Strategic planning key to PACS installations at imaging centers

Multi-imaging centers demand a short-term return on investment and accept only hard-dollar cost justifications -- a tough bar to clear for any systems implementation. With a PACS installation, these requirements can become even more challenging.

With proper planning and oversight, however, these goals can be attained, said Gary Reed, president and CEO of Integration Resources, a Lebanon, NJ-based RIS and PACS integration, management, and consulting firm. "A successful outcome to a PACS installation is proportional to the degree of specification," he said.

Reed, speaking at the American Healthcare Radiology Administrators (AHRA) conference in Nashville earlier this month, observed that as more and more hospitals embrace PACS, for-profit multi-imaging centers are starting to follow their lead. Unlike the caregiver focus of hospitals, imaging centers are knowledge-based service businesses, he said. As such, their processes emphasize a timely distribution of radiologists’ reports and images over a wide geographic area. And, with approximately 1,800 imaging centers in the U.S. merging and consolidating on an almost daily basis, Reed said, competition is fierce and margins are slim.

To keep costs low, many imaging centers have an installed base of used equipment. While serviceable for their current needs, this older equipment has to be DICOM-compliant to successfully integrate into a PACS. "You need to get a mandate to leverage information technologies to improve productivity and profitability -- and that requires strategic planning at the senior management level," advised Reed.

There are nine desired outcomes that Reed believes define PACS strategic planning for imaging centers. They include giving radiologists the ability to:

  • Access worklists and studies from any site.
  • Send selected images to a referring physician, along with a report.
  • Autoroute a subset of historical studies to specific workstations.
  • Access comparative studies by query.
  • Reduce file space at imaging centers and convert to productive space
  • Download patient data at the modality and track exam status.
  • Perform QA and peer-review overreads.
  • Balance radiologists’ workloads.
  • Provide overreads and subspecialty consultations via Web technology

To realize these goals, the existing imaging environment must be analyzed, and the center's business processes examined for areas that a PACS will make redundant. These should include courier expense, film storage and retrieval, film and supply costs, radiologist travel time, and data entry, Reed said.

Equipment assets must be inventoried by vendor and model number at every site to determine which machines will need to be replaced and which can be integrated into a PACS. Not only must all the image output equipment be DICOM compliant, the equipment must also support the DICOM services of storage class and storage commitment user, modality worklist user, print user, and performed procedure step provider, he said. Exam volumes and output per-machine should also be scrutinized -- not only by day, week, month, and year -- but by site and modality as well.

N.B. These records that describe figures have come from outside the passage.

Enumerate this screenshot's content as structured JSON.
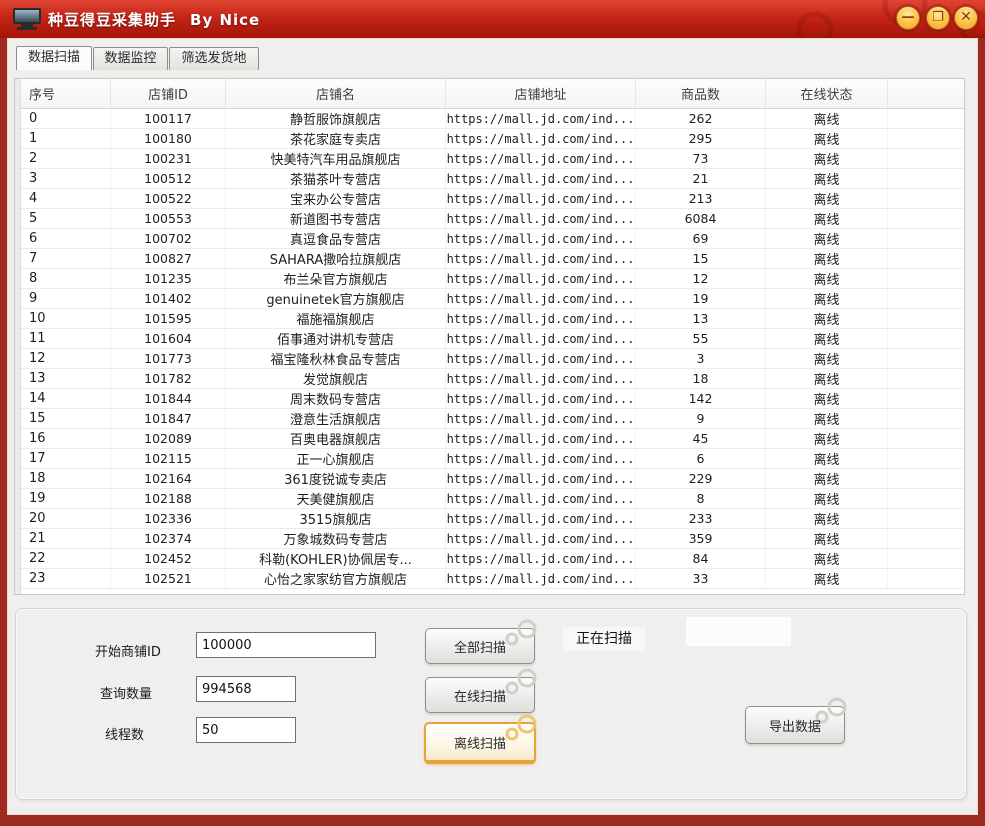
{
  "window": {
    "title": "种豆得豆采集助手",
    "title_by": "By Nice",
    "minimize_glyph": "—",
    "maximize_glyph": "❐",
    "close_glyph": "✕"
  },
  "tabs": [
    {
      "label": "数据扫描",
      "selected": true
    },
    {
      "label": "数据监控",
      "selected": false
    },
    {
      "label": "筛选发货地",
      "selected": false
    }
  ],
  "table": {
    "headers": [
      "序号",
      "店铺ID",
      "店铺名",
      "店铺地址",
      "商品数",
      "在线状态"
    ],
    "rows": [
      [
        "0",
        "100117",
        "静哲服饰旗舰店",
        "https://mall.jd.com/ind...",
        "262",
        "离线"
      ],
      [
        "1",
        "100180",
        "茶花家庭专卖店",
        "https://mall.jd.com/ind...",
        "295",
        "离线"
      ],
      [
        "2",
        "100231",
        "快美特汽车用品旗舰店",
        "https://mall.jd.com/ind...",
        "73",
        "离线"
      ],
      [
        "3",
        "100512",
        "茶猫茶叶专营店",
        "https://mall.jd.com/ind...",
        "21",
        "离线"
      ],
      [
        "4",
        "100522",
        "宝来办公专营店",
        "https://mall.jd.com/ind...",
        "213",
        "离线"
      ],
      [
        "5",
        "100553",
        "新道图书专营店",
        "https://mall.jd.com/ind...",
        "6084",
        "离线"
      ],
      [
        "6",
        "100702",
        "真逗食品专营店",
        "https://mall.jd.com/ind...",
        "69",
        "离线"
      ],
      [
        "7",
        "100827",
        "SAHARA撒哈拉旗舰店",
        "https://mall.jd.com/ind...",
        "15",
        "离线"
      ],
      [
        "8",
        "101235",
        "布兰朵官方旗舰店",
        "https://mall.jd.com/ind...",
        "12",
        "离线"
      ],
      [
        "9",
        "101402",
        "genuinetek官方旗舰店",
        "https://mall.jd.com/ind...",
        "19",
        "离线"
      ],
      [
        "10",
        "101595",
        "福施福旗舰店",
        "https://mall.jd.com/ind...",
        "13",
        "离线"
      ],
      [
        "11",
        "101604",
        "佰事通对讲机专营店",
        "https://mall.jd.com/ind...",
        "55",
        "离线"
      ],
      [
        "12",
        "101773",
        "福宝隆秋林食品专营店",
        "https://mall.jd.com/ind...",
        "3",
        "离线"
      ],
      [
        "13",
        "101782",
        "发觉旗舰店",
        "https://mall.jd.com/ind...",
        "18",
        "离线"
      ],
      [
        "14",
        "101844",
        "周末数码专营店",
        "https://mall.jd.com/ind...",
        "142",
        "离线"
      ],
      [
        "15",
        "101847",
        "澄意生活旗舰店",
        "https://mall.jd.com/ind...",
        "9",
        "离线"
      ],
      [
        "16",
        "102089",
        "百奥电器旗舰店",
        "https://mall.jd.com/ind...",
        "45",
        "离线"
      ],
      [
        "17",
        "102115",
        "正一心旗舰店",
        "https://mall.jd.com/ind...",
        "6",
        "离线"
      ],
      [
        "18",
        "102164",
        "361度锐诚专卖店",
        "https://mall.jd.com/ind...",
        "229",
        "离线"
      ],
      [
        "19",
        "102188",
        "天美健旗舰店",
        "https://mall.jd.com/ind...",
        "8",
        "离线"
      ],
      [
        "20",
        "102336",
        "3515旗舰店",
        "https://mall.jd.com/ind...",
        "233",
        "离线"
      ],
      [
        "21",
        "102374",
        "万象城数码专营店",
        "https://mall.jd.com/ind...",
        "359",
        "离线"
      ],
      [
        "22",
        "102452",
        "科勒(KOHLER)协佩居专...",
        "https://mall.jd.com/ind...",
        "84",
        "离线"
      ],
      [
        "23",
        "102521",
        "心怡之家家纺官方旗舰店",
        "https://mall.jd.com/ind...",
        "33",
        "离线"
      ]
    ]
  },
  "form": {
    "start_id_label": "开始商铺ID",
    "start_id_value": "100000",
    "query_count_label": "查询数量",
    "query_count_value": "994568",
    "thread_label": "线程数",
    "thread_value": "50"
  },
  "buttons": {
    "scan_all": "全部扫描",
    "scan_online": "在线扫描",
    "scan_offline": "离线扫描",
    "export": "导出数据"
  },
  "status": {
    "scanning": "正在扫描"
  },
  "colors": {
    "titlebar_red": "#c52517",
    "window_border_red": "#9e2b20",
    "accent_gold": "#e7a23a",
    "content_bg": "#f0efed"
  }
}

The center’s existing network infrastructure must also be assessed in detail. The assessment needs to account for current network traffic and load balancing, as well as projected data throughput from each machine in each center; and for a 24-hour period, weekly, monthly, and annually. From this analysis, telecommunications and PACS requirements can be specified, and cost estimates for these services and systems can be generated.

Archive capacity and retrieval play a crucial role in any PACS; for a geographically diffuse multi-imaging center, the image archive is arguably the most vital piece of the network. Because an archive is so critical to business success, Reed maintains that a multi-imaging center should specify a reliability uptime rate of 99.9% -- a figure he believes can only be achieved with a Unix-based system.

The center's managers will need to be involved in the archive architecture design, because only they can determine their radiologists’ need for near-term (RAID) vs. long-term (tape or other permanent storage media) image access. Management will also need to take into consideration the costs associated to converting their historical studies to digital media. In addition, redundancy and fail-over mechanisms will need to be explored for both the archive as well as the telecommunications portions of the PACS.

Imaging centers must insist on acceptance testing for requirements as part of the contractual obligation of all their vendors’ products in a PACS. Because a PACS network is comprised of many parts -- network, telecommunications, archive, database, DICOM, imaging modalities, and viewing stations -- downtime in one part of the system may well lead to downtime in other areas. Since this is not an acceptable option, imaging centers have to clearly obligate vendors to implementation, support, and uptime parameters, with financial penalties associated to their failure.

Reed noted that centers should expect a six-month crunch time when a PACS is first adopted because there will be a blend of film and digital imaging in the workflow. A good solution, according to Reed, is to start digitizing film first and to bring the archive system online early in the process.

Multi-imaging centers can offset the capital expense of PACS acquisition by aggressive implementation.

"The sooner you turn off the costs to film, the sooner you will see system amortization with a PACS. If you have both (PACS and film) running simultaneously, then both are cost centers," Reed said.